Thursday, July 23, 2015
After an addled Dern is caught numerous times wandering the streets in an attempt to go to Lincoln NE from Billings MT to collect what he believes is an authentic million dollar prize, his son Forte agrees to drive him knowing full well the supposed loot is a scam. On the way, they encounter old faces who are unaware of the falsity, and proceed to tell their own stories of why they're owed a piece of the money. There's a point in the film where Forte mentions the main motivation of humoring his father is simply for a change of scenery, which helps parallel the setting shift that's so different from the L.A. or New York locations we're so used to—and this quality really helps the movie stand out. Orton's gentle score accompanies the farmland atmosphere terrifically; however, it's also apparent that the music is used to fill gaps of residential establishing shots to needlessly prolong the runtime.

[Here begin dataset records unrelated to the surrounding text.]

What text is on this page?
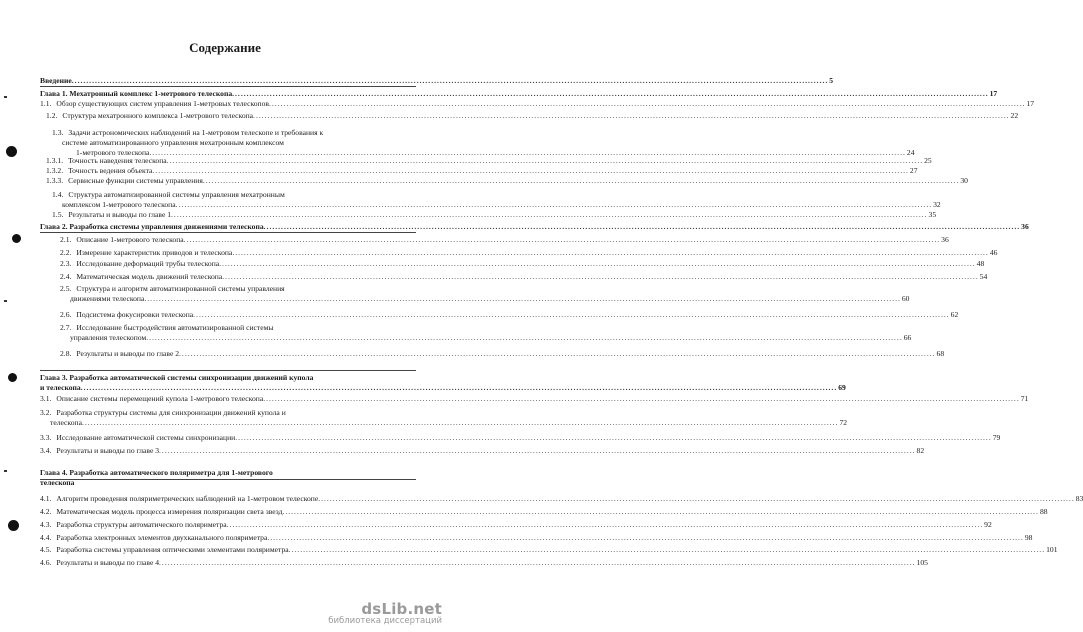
Содержание
Введение .....	5
Глава 1. Мехатронный комплекс 1-метрового телескопа .....	17
1.1. Обзор существующих систем управления 1-метровых телескопов .....	17
1.2. Структура мехатронного комплекса 1-метрового телескопа .....	22
1.3. Задачи астрономических наблюдений на 1-метровом телескопе и требования к
системе автоматизированного управления мехатронным комплексом
1-метрового телескопа .....	24
1.3.1. Точность наведения телескопа .....	25
1.3.2. Точность ведения объекта .....	27
1.3.3. Сервисные функции системы управления .....	30
1.4. Структура автоматизированной системы управления мехатронным
комплексом 1-метрового телескопа .....	32
1.5. Результаты и выводы по главе 1 .....	35
Глава 2. Разработка системы управления движениями телескопа .....	36
2.1. Описание 1-метрового телескопа .....	36
2.2. Измерение характеристик приводов и телескопа .....	46
2.3. Исследование деформаций трубы телескопа .....	48
2.4. Математическая модель движений телескопа .....	54
2.5. Структура и алгоритм автоматизированной системы управления
движениями телескопа .....	60
2.6. Подсистема фокусировки телескопа .....	62
2.7. Исследование быстродействия автоматизированной системы
управления телескопом .....	66
2.8. Результаты и выводы по главе 2 .....	68
Глава 3. Разработка автоматической системы синхронизации движений купола
и телескопа .....	69
3.1. Описание системы перемещений купола 1-метрового телескопа .....	71
3.2. Разработка структуры системы для синхронизации движений купола и
телескопа .....	72
3.3. Исследование автоматической системы синхронизации .....	79
3.4. Результаты и выводы по главе 3 .....	82
Глава 4. Разработка автоматического поляриметра для 1-метрового
телескопа
4.1. Алгоритм проведения поляриметрических наблюдений на 1-метровом телескопе .....	83
4.2. Математическая модель процесса измерения поляризации света звезд .....	88
4.3. Разработка структуры автоматического поляриметра .....	92
4.4. Разработка электронных элементов двухканального поляриметра .....	98
4.5. Разработка системы управления оптическими элементами поляриметра .....	101
4.6. Результаты и выводы по главе 4 .....	105
dsLib.net
библиотека диссертаций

Very much a film worth seeing, but some of the punch-lines don't land on target and you can't fault someone for calling this "boring". The black-and-white doesn't add to the mood.
Monday, July 6, 2015
1980's adventure classic that brings pirate legend into 20th century Astoria, OR. A group of preteens stumble upon clues of a lost treasure nearby and decide to go on one last adventure before their homes are torn down to help expand a country club. Nostalgic but also timeless, offering enough originality to make it memorable while also sticking fairly close to the typical treasure hunt adventure. The character development gives off the feeling like there were so many adventures before and so many more to come… but, behold, only one movie was ever made. Ramsey is always a terrific villainess, while Davi and Pantoliano have the right/intentionally-wrong chemistry as her two convict sons who are more interested in bickering and fighting for their mother's love than following the trail of the Goonies. Then we have the side-story of Chunk (Cohen) and Sloth (Matuszak), a duo that is worthy enough to have their own spin-off. Cyndi Lauper's song is also very fitting.
Friday, July 3, 2015
Fulfilling the prophecy, John Connor (Jason Clarke) sends his right-hand man Kyle Reese (Jai Courtney) back 45-years to stop a Terminator (Schwarzenegger) from killing his mother Sarah Connor (Emilia Clarke), but when Reese arrives, the past has been altered, leading him on a whole new mission. The concept is better than the execution; and while it could've been a lot worse, it is never a good sign when all the film's potential is used up in the first hour. From beginning to end, the movie takes a lot of different avenues, but none of them are ever impressive or memorable.